Medicare of course plays a central part in healthcare for adults over 65 (nearly 63 million enrolled in 2020). Yet they don’t all experience the same quality of care. Where you live matters.
MedicareGuide, which is part of the consumer health information website HealthCare.com, compared the states on measurements of cost, quality of care, and access to care. MedicareGuide looked at multiple factors such as prescription drug prices, doctors per capita and life expectancy to determine which states offered the best (and worst) healthcare for adults over 65.
The study compared all 50 states and Washington, D.C. to find out how they rank across measures of cost, access and quality.
Overall top-ranked Minnesota was rated best for average monthly insurance premiums. North Dakota, ranked second overall, scored best in terms of prescription drug prices per capita, according to the data.
The cost category includes out-of-pocket medical spending, while the quality measure analyzes mortality rates for heart disease, cancer and stroke, among other factors. Access includes rates of geriatricians, nurse practitioners and home health aides per capita.

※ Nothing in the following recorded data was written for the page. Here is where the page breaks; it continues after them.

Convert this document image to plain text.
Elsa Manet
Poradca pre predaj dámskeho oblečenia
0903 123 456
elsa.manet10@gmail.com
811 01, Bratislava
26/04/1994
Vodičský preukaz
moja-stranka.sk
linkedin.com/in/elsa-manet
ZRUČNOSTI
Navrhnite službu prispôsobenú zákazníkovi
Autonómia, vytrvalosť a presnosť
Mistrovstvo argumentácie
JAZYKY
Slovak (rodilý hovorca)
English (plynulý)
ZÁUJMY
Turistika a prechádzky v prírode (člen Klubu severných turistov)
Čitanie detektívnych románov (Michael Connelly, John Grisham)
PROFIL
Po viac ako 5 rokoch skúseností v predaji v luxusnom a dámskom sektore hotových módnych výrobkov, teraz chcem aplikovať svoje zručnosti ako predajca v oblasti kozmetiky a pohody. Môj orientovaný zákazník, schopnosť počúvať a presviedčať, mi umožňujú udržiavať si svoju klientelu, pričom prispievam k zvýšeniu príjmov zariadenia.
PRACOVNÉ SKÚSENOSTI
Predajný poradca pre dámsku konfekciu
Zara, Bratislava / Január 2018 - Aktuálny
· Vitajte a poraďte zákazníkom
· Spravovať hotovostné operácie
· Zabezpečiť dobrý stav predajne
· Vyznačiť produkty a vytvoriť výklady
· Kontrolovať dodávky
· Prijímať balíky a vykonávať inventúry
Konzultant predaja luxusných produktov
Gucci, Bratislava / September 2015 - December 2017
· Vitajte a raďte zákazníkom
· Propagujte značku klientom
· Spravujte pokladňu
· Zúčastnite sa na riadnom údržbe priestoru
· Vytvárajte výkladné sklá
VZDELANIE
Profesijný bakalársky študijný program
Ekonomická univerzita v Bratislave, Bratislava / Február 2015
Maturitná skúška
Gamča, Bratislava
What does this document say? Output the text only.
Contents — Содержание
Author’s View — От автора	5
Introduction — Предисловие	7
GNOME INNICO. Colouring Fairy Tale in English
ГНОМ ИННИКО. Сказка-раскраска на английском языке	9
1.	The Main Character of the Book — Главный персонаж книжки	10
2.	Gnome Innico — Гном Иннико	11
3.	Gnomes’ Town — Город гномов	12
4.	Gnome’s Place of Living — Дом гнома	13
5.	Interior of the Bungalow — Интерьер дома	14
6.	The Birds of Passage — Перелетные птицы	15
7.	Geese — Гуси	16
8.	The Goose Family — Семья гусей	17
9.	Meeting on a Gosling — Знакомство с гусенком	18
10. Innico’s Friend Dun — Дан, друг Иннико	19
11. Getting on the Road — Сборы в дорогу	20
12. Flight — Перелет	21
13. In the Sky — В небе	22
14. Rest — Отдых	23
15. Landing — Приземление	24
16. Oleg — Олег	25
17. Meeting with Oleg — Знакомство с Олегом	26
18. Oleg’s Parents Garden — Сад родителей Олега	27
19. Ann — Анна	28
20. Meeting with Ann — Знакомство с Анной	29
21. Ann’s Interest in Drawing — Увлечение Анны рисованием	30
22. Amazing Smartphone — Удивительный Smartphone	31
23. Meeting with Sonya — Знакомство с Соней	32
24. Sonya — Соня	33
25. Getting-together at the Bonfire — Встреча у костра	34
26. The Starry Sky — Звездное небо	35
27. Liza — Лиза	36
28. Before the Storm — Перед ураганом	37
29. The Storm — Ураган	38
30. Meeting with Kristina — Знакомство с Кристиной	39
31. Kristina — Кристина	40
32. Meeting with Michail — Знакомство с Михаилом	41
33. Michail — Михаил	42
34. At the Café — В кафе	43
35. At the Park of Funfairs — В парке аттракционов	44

Here are the states with the 10 best rankings:
- Minnesota (66.70)
- North Dakota (65.02)
- Massachusetts (62.17)
- California (61.72)
- Nebraska (61.55)
- Hawaii (60.85)
- Montana (60.61)
- Colorado (60.53)
- Iowa (60.41)
- Connecticut (60.02)
States in the Southeast tended to fall near the bottom of the rankings. The MedicareGuide rankings had Kentucky, South Carolina, Tennessee, Alabama, North Carolina, Louisiana and Mississippi at 40 and below.
The bottom five consisted of Louisiana (38.75), Mississippi (38.09), District of Columbia (38.04), Georgia (35.36) and faring worst, according to MedicareGuide, was Oklahoma (34.74), scoring barely half of high as Minnesota. Poor access to primary care particularly in rural parts of the state were a big reason Oklahoma ranked last.